A shortish lab today to give your TAs time to go over question relating to HW#2 or the practice quiz. We have a couple of things to cover regarding fitted multiple regression models in R.

  • Confidence intervals on single parameters
  • Confidence intervals on linear combinations of parameters
  • Residual plots for multiple regression

Most of the commands will be familiar from simple linear regression.

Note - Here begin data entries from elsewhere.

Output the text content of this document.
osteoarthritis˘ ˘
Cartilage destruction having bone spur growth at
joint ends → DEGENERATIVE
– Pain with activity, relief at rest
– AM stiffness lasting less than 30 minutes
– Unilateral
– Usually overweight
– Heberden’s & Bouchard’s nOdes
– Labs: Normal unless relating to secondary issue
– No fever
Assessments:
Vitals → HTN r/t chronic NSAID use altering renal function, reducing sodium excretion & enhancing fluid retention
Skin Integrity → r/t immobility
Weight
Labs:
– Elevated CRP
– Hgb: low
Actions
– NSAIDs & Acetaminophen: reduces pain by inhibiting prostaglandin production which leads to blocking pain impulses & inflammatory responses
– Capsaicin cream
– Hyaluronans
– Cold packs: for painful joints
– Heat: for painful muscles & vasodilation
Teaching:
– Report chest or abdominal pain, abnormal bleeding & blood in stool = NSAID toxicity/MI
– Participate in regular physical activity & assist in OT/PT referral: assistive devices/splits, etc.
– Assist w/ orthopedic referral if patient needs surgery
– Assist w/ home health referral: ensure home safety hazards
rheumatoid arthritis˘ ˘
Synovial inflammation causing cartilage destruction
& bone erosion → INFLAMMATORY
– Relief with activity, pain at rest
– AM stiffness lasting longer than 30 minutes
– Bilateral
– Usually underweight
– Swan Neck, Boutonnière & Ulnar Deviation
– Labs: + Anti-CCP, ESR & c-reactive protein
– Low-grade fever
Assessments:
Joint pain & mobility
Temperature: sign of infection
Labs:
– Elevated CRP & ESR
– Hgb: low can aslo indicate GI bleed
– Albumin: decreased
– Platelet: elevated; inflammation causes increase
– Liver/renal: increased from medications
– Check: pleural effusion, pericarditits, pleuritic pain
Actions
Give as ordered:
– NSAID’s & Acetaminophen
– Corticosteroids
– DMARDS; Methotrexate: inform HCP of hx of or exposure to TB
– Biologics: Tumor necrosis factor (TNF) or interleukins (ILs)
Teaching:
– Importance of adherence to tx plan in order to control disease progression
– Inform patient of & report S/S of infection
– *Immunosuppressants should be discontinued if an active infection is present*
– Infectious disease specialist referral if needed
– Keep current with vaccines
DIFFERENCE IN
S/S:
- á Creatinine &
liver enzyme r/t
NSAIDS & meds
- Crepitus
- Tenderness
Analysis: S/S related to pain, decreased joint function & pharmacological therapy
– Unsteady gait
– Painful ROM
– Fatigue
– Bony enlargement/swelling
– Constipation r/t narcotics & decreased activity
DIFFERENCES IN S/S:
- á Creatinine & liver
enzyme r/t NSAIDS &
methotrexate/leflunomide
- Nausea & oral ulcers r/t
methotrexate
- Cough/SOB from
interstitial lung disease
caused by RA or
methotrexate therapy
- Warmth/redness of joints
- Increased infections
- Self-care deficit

Confidence intervals on parameters

From the case1002 example from class, our question of interest could be answered with a test that the coefficient on the echo-locating bat indicator variable was zero. Let’s fit the model in R first,

library(Sleuth3)
library(ggplot2)
fit_bats <- lm(log(Energy) ~ log(Mass) + Type, data = case1002)
summary(fit_bats)

Notice the Type rows. There is one for non-echo-locating birds and one for non-echolocating bats, R has made the echolocating bats the reference level (and therefore it doesn’t appear in the model). This isn’t how we represented the model in class and we can’t answer our question of interest directly with this output. To fix that, we to redefine the reference level to be non-echolocating bats. We’ll do that by making a new column:

case1002$Type2 <- relevel(case1002$Type, ref = "non-echolocating bats")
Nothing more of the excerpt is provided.